全て十勝産の地酒 継続へ 自然農法で酒米栽培挑戦【音更】
雑穀卸アグリシステムグループで有機農業を展開するトカプチ(更別村、伊藤英信社長)は、とかち酒文化再現プロジェクト(事務局・帯広信用金庫)による地酒「十勝晴れ」の原料米づくりを担ってきた白木祐一さんの町十勝川温泉地区にある水田を取得した。現在、自然農法で食用米づくりを進めており、一部で酒米も栽培し、十勝晴れの醸造先である帯広畜産大学内の酒蔵「碧雲蔵」を運営する上川大雪酒造(上川管内上川町)に出荷する意向だ。
十勝晴れをめぐっては昨年醸造先が碧雲蔵に変更され、栽培から醸造までオール十勝の地酒が初めて実現した。同時に、事業開始以来、酒米「彗星(すいせい)」を栽培してきた白木さんが高齢などで引退したため、「オール十勝産」の継続が課題だった。
トカプチは7年前から上富良野地区で有機食用米「ななつぼし」などを作ってきた。取得した水田は2.64ヘクタール、うち1ヘクタールで彗星を作る。ガッテン農法という独自の自然農法を行う三浦伸章氏(静岡)の指導を受け、今月中旬に播種(はしゅ)作業を開始した。
伊藤社長は、酒米の栽培と上川側への出荷の意向を認めた上で「当初、酒米を作るつもりはなかったが、人間の健康を考えつつ、手間のかからない自然農法で挑戦する。今後は自社でもこだわった日本酒を造ってみたい」とコメント。同プロジェクトには入る予定がないとする。5月24、25日に田植え体験会を計画している。
「十勝晴れ」原料に
同プロジェクトは十勝晴れの原料確保に向けた活動を続けていく考え。上川側は「トカプチから酒米が供給されれば、十勝晴れの原料として使いたい」としている。

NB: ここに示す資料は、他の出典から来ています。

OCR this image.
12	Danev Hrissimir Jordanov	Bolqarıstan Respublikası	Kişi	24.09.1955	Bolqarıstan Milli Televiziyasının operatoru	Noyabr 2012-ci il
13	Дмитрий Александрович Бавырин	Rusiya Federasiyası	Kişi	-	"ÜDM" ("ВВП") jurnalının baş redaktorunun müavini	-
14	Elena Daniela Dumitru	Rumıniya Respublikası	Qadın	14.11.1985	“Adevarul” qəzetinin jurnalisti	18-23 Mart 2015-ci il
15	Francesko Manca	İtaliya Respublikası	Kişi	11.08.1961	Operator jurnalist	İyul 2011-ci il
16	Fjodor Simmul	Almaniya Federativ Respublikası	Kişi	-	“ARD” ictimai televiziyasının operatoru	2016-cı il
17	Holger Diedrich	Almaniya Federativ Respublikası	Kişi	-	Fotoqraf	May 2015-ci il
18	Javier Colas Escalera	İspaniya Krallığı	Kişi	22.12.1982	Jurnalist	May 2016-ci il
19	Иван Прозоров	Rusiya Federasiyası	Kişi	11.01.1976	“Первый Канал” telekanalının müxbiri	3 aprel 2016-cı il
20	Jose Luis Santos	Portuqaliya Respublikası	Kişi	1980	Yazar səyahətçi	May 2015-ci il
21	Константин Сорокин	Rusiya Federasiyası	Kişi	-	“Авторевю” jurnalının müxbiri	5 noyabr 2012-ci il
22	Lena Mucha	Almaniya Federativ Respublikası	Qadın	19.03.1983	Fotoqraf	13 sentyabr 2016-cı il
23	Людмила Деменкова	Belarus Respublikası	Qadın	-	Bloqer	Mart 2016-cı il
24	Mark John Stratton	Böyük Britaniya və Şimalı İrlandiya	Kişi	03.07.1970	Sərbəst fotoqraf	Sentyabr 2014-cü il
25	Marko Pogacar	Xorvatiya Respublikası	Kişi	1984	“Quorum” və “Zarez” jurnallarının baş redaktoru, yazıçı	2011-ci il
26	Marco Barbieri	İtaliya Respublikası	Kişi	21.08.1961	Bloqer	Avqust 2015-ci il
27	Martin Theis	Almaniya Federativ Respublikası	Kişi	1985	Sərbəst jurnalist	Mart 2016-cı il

体験会参加希望など詳細はアグリシステム(0155・62・2887)へ。
<十勝晴れ>
十勝の米と水を使った日本酒。同プロジェクトは帯信金のほか、帯広畜産大やJA木野、帯広酒販組合などで構成。2010年の事業開始から昨年まで、酒米と水を小樽の酒造会社に運び、醸造してもらっていた。